Here are three different films that have trouble in the title (and that have some connection with making/being in/staying in trouble). As of this post, I have only seen one of them.
ONE Trouble the Water is a documentary from this year (2009) that was nominated for an Academy Award. It is about Hurricane Katrina and its aftermath and includes footage by an aspiring rap artist–Kimberly Rivers Roberts–whose home and community were devastated by the storm and the chaos and destruction that it caused.

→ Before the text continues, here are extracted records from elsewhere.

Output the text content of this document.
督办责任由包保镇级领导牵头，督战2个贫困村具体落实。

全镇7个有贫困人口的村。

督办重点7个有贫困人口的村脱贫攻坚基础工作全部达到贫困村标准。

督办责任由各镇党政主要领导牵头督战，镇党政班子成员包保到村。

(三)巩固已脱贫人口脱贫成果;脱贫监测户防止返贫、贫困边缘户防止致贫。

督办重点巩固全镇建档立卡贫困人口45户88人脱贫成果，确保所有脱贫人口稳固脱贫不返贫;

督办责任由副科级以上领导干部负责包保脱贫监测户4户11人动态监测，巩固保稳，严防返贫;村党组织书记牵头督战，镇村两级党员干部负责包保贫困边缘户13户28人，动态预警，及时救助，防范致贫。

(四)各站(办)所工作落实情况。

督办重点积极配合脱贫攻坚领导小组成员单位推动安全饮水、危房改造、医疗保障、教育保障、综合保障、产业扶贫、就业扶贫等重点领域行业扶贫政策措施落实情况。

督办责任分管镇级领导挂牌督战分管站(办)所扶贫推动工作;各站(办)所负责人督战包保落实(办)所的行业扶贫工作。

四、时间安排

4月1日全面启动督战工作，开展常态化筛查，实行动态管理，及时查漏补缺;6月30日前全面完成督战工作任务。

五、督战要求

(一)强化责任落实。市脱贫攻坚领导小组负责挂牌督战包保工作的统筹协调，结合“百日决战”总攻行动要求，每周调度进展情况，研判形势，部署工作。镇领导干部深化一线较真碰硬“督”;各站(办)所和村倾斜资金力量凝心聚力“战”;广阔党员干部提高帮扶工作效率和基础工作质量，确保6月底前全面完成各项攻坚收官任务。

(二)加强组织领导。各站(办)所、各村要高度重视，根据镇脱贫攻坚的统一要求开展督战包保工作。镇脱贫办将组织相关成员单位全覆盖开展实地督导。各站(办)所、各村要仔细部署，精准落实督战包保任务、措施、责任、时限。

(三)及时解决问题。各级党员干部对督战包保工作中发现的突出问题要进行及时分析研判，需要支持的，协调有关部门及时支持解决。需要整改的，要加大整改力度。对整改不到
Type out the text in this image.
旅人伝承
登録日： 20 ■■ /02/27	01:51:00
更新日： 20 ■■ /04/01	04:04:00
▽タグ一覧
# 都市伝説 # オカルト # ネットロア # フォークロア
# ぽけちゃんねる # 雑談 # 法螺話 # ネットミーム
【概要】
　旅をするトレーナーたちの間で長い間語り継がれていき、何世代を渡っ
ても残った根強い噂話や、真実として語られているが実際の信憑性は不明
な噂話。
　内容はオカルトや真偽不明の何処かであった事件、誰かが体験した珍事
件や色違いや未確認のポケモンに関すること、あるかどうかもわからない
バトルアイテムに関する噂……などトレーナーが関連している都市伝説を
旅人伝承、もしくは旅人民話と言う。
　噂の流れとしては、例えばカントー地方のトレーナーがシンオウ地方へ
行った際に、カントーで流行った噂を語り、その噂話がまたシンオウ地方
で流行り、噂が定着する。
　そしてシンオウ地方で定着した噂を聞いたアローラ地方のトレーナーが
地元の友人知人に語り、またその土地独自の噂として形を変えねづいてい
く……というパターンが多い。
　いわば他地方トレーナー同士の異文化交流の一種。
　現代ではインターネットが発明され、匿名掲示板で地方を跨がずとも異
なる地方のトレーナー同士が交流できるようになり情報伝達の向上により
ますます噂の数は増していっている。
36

What or who is it that is troubling the waters? Is it the storm and its aftermath? Is it the filmmakers (the “professionals” and/or the “amateurs”)? Is it Kimberly’s/Scott’s community and the people of New Orleans? Is the trouble the water of the title a good thing or a bad thing or both? I will report back to this blog once I have watched the movie. Hopefully it will be sometime soon.
TWO Making Trouble (2007) is a documentary about some key Jewish women comedians and the important contribution that they have made to the entertainment world.
I like the connection between making trouble, comedy and women. I am very interested in the exploring how comedy/laughter/humor fit into troublemaking and its role in resistance and transformation. I have wanted to watch this for awhile, but it is not available on DVD. I just might have to arrange for a special screening this year.
THREE Female Trouble is part of John Water’s Trash Trilogy. It came out the year I was born (1974) and chronicles the descent of Dawn Davenport (Divine) into the world of crime and the criminal.
What can I say? This movie is crazy and gross and fabulous. I previewed it this spring and then screened parts of it in my Feminist and Queer Explorations in Troublemaking class. Judith Butler makes reference to it in the original preface to Gender Trouble and it (and Waters and Divine) has a lot to say about the links between troublemaking, deliquency, gender performance, and trash-as-abject. It is available on DVD and worth a screening–just don’t watch it on a full stomach.
I totally want to come to the special screening! Also- think about how a lot of women comics are always seen as troublemakers in some way – Kathy Griffin immediately comes to mind in the current context but Rosie O’Donnel, Roseanne and Joan Rivers represent troublemaking in their own ways. Imagine all the things you could say about them! I think partly why they are branded “troublemakers” (in the negative sense of the word) is largely in part (if not all) due to their gendered status as women attempting to make a name for themselves in a very male-dominated segment of the entertainment world. Also, I’m thinking of Wanda Sykes (with her white house “trouble”) and Ellen Degeneres (with her coming out “trouble”) too. Oh man, add this to the list of things to talk about next week!
I love the connection between comedy and troublemaking–that has always been an important part of my own thinking about trouble. In my troublemaking course I taught a chapter about Roseanne Barr from a book called “Unruly Women.” Good stuff. This semester in queering theory we will be reading about Margaret Cho. Let’s organize a special screening for the department!